In her blog, Hamilton writes Howard Bloom’s story of the honey bee, and the roles in the beehive. There are four roles that form a strategy for individual adaptation, hive innovation and species resilience. These roles ensure the beehive is adaptable to its surroundings:
- Conformity enforcers – 90%. Find the pollen by doing what the majority of beehive is doing.
- Diversity generators – 5%. Find alternative sources of pollen.
- Resource allocators. Reward successful behaviour of diversity generators and resource allocators by putting resources where the ‘return’ is favourable.
- Inner judges. Work with the resource allocators to ensure the hive meets its sustainability goal of generating 40 pounds of honey per year. When conformity enforcer bees come back to the hive with less pollen they engage with the new information from diversity generators.
- Inter-group Tournaments.
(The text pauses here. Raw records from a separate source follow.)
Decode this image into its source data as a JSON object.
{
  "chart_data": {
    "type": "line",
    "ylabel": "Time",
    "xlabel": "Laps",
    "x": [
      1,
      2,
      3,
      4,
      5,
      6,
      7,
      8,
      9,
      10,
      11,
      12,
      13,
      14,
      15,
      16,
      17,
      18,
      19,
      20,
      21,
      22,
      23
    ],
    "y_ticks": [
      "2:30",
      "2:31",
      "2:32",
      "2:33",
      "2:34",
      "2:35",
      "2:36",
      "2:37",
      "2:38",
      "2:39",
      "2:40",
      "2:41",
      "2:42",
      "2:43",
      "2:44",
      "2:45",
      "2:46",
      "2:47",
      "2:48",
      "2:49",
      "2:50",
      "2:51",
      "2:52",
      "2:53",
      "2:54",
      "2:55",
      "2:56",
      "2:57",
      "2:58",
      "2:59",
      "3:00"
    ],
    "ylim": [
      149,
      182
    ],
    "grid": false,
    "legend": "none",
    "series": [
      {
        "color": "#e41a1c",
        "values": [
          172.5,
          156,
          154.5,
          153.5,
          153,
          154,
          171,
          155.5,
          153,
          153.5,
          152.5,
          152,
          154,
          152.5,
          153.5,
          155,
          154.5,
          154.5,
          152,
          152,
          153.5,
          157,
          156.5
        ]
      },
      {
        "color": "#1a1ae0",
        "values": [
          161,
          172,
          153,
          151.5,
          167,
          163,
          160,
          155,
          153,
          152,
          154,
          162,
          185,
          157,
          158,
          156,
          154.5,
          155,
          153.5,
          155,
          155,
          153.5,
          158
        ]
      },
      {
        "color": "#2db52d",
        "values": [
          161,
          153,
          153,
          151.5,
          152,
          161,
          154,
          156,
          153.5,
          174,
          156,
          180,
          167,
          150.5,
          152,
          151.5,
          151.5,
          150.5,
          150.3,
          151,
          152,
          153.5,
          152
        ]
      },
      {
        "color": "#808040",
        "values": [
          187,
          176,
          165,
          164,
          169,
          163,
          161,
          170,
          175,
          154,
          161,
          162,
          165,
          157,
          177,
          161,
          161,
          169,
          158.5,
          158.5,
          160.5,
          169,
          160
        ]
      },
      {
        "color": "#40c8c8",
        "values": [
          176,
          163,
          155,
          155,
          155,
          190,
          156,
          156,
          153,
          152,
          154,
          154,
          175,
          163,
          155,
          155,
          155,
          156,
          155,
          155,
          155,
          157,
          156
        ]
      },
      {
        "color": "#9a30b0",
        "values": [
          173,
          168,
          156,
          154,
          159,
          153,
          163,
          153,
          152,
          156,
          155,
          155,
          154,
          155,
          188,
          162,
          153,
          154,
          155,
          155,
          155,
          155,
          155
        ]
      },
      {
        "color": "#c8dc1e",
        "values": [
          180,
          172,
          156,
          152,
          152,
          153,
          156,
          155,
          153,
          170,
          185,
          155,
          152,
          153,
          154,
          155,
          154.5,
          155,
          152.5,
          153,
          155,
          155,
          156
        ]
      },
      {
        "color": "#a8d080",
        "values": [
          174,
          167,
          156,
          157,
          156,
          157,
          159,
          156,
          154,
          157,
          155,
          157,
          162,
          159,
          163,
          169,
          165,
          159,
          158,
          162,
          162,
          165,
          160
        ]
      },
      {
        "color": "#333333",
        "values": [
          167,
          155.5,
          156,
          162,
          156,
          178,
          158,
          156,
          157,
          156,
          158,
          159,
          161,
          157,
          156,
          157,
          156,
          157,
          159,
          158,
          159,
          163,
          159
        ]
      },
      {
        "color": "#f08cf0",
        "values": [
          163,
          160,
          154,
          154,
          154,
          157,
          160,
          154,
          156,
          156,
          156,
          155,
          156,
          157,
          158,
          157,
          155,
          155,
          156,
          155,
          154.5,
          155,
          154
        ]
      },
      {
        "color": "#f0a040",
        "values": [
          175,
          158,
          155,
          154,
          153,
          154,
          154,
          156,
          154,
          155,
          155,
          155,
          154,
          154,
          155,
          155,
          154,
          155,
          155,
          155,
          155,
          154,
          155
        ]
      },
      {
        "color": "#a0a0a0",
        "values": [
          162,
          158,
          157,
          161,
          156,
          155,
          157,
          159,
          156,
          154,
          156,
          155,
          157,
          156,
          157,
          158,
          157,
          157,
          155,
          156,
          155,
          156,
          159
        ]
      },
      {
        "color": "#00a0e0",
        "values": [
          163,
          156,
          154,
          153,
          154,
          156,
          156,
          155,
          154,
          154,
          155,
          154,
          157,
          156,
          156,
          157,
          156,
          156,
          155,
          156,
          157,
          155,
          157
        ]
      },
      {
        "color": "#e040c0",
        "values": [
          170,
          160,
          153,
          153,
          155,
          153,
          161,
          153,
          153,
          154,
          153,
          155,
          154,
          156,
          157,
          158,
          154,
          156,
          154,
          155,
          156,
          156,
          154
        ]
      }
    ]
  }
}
The competition between hives that share territory (their eco-region).
For Hamilton, “the Inter-group tournaments operate at the level of species survival – ensuring any hive that gets an edge in the innovation and evolution curve is the one most likely to survive and pass on its learning.” Inter-group tournaments advance not just a hive, but the species.
- Most of us will conform with the behaviour of others around us.
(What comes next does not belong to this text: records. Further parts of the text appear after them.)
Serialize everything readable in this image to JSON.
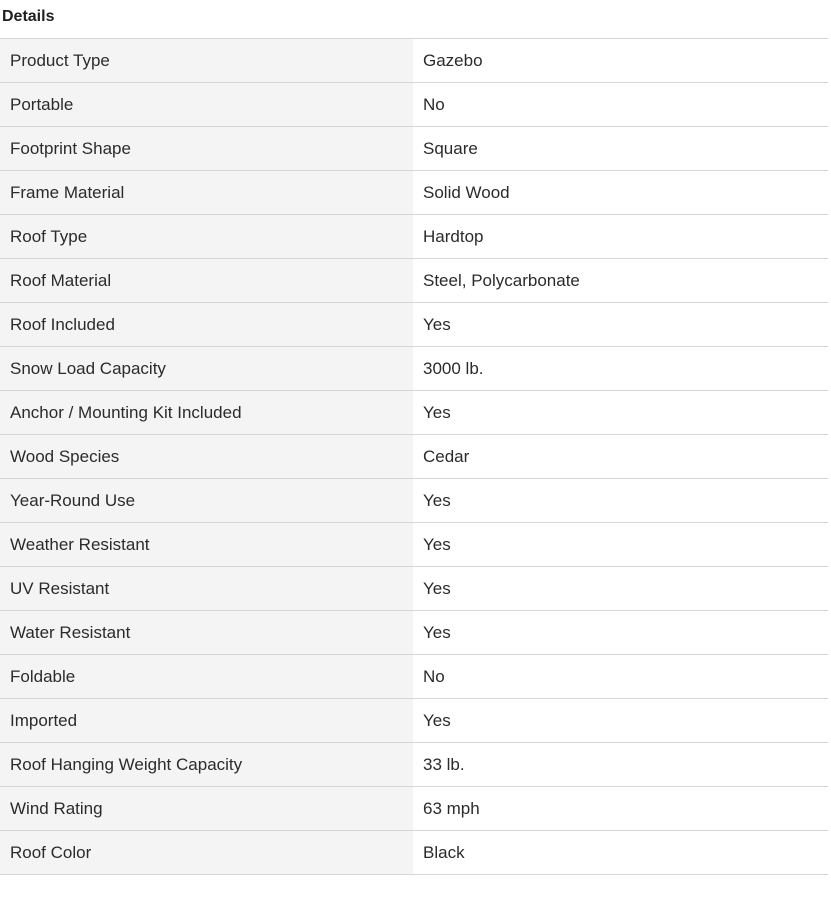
{
  "title": "Details",
  "rows": [
    {
      "label": "Product Type",
      "value": "Gazebo"
    },
    {
      "label": "Portable",
      "value": "No"
    },
    {
      "label": "Footprint Shape",
      "value": "Square"
    },
    {
      "label": "Frame Material",
      "value": "Solid Wood"
    },
    {
      "label": "Roof Type",
      "value": "Hardtop"
    },
    {
      "label": "Roof Material",
      "value": "Steel, Polycarbonate"
    },
    {
      "label": "Roof Included",
      "value": "Yes"
    },
    {
      "label": "Snow Load Capacity",
      "value": "3000 lb."
    },
    {
      "label": "Anchor / Mounting Kit Included",
      "value": "Yes"
    },
    {
      "label": "Wood Species",
      "value": "Cedar"
    },
    {
      "label": "Year-Round Use",
      "value": "Yes"
    },
    {
      "label": "Weather Resistant",
      "value": "Yes"
    },
    {
      "label": "UV Resistant",
      "value": "Yes"
    },
    {
      "label": "Water Resistant",
      "value": "Yes"
    },
    {
      "label": "Foldable",
      "value": "No"
    },
    {
      "label": "Imported",
      "value": "Yes"
    },
    {
      "label": "Roof Hanging Weight Capacity",
      "value": "33 lb."
    },
    {
      "label": "Wind Rating",
      "value": "63 mph"
    },
    {
      "label": "Roof Color",
      "value": "Black"
    }
  ]
}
- A handful of us will regularly seek out new ways of doing things.
- There are people in positions to reward (and withhold reward) our performance.
- There are people in positions to assess our performance.
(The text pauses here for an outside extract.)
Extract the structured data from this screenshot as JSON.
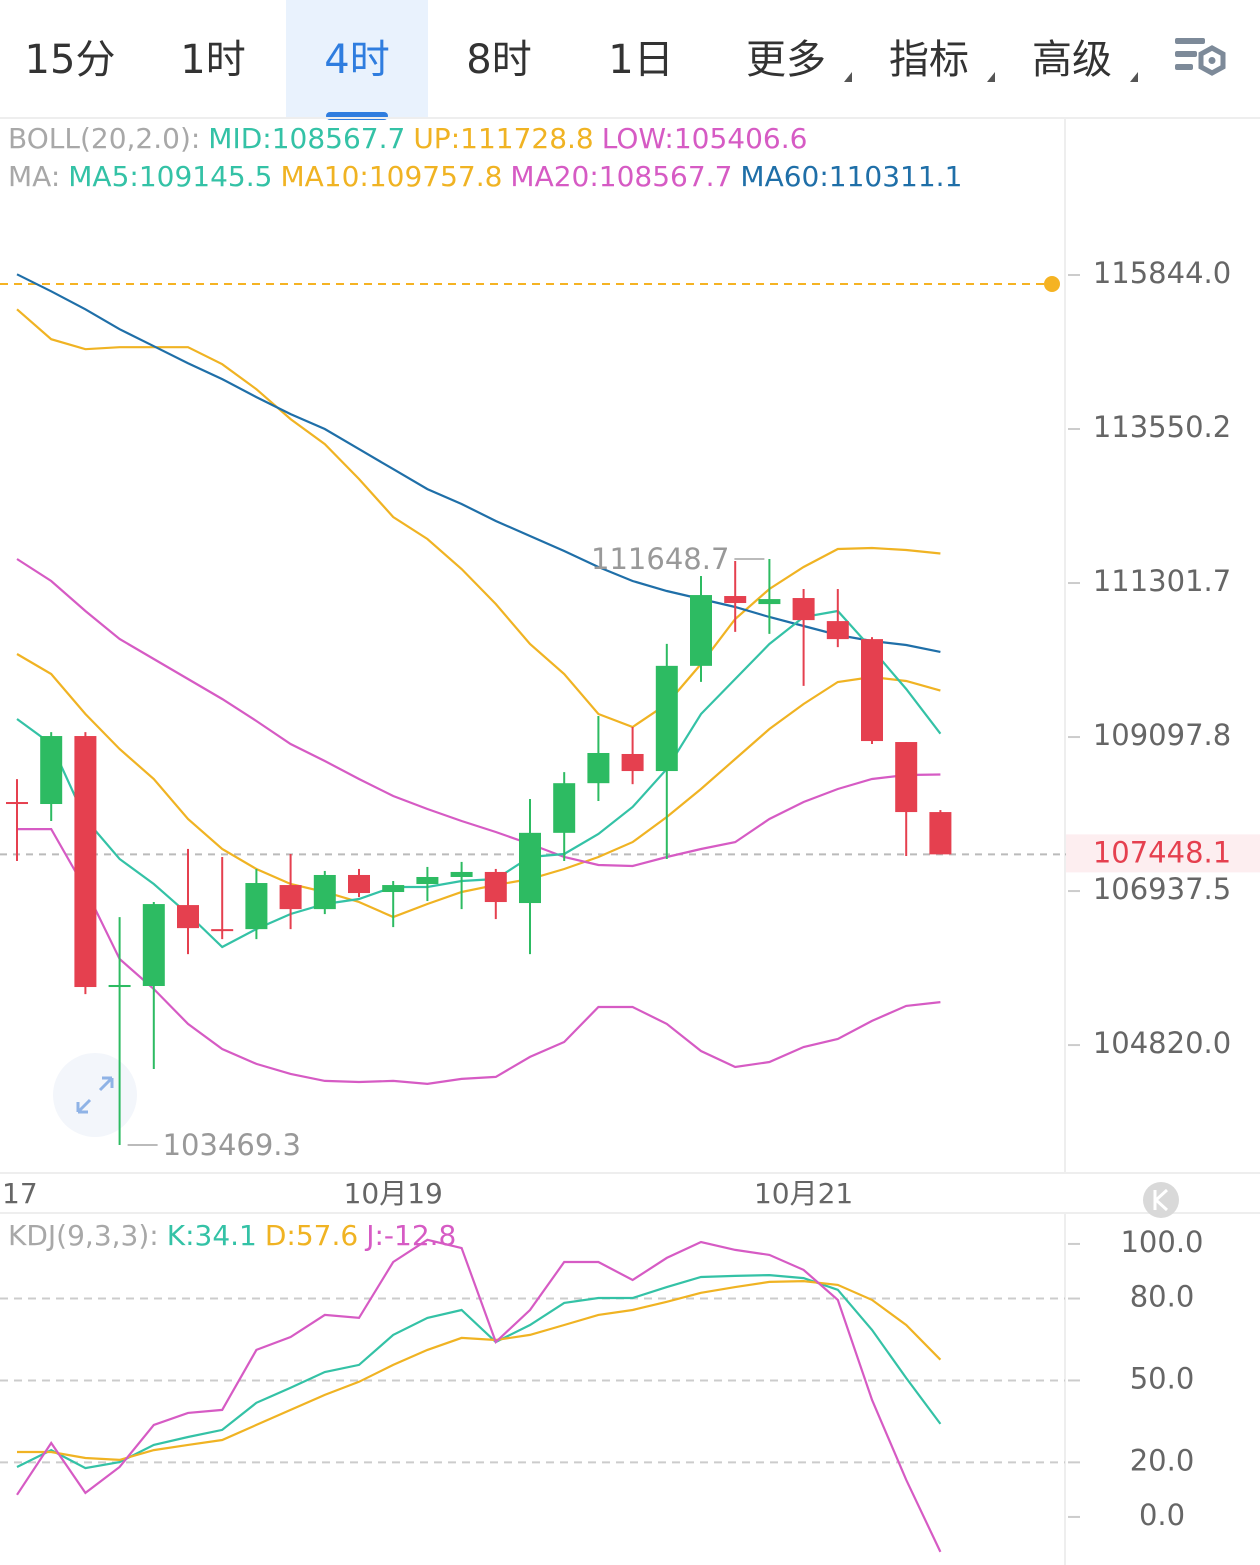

- We advance our contributions with competition.
For our life in cities (and elsewhere), this means:
- It is natural and appropriate to conform and be part of a team.
- It is natural for some of us – but not all of us – to look for new ways of doing things.
- There are naturally occurring boundaries on our efforts (referees, coaches, supervisors, parents).
- It is appropriate to assess performance related to an identified goal.
- We learn about ourselves – and where we need to improve – when we see how we “stack up” against others.
In the end, this little blog is a reminder for me that cities, and the relationships within and between cities, are complex adaptive systems. As the bees adapt to ensure they create 40 pounds of honey each year while also supporting their habitat that allows them to do so, I wonder what the similar goal is for humans and cities. The purpose of the tournament over the weekend was not to win the tournament, and this makes a huge difference to the learning opportunity for the players and the team. A city, on the whole, isn’t out to “win” either.
What performance goals do we set for our cities?
What efforts to we make to reach those goals?
How will we know when we reach them?
References
- Bloom, H. (2000). The Global Brain: The Evolution of Mass Mind from the Big Bang to the 21st Century. New York: John Wiley & Son Inc
- Hamilton, Marilyn. (2008). Integral City: Evolutionary Intelligences for the Human Hive. New Society Publishers.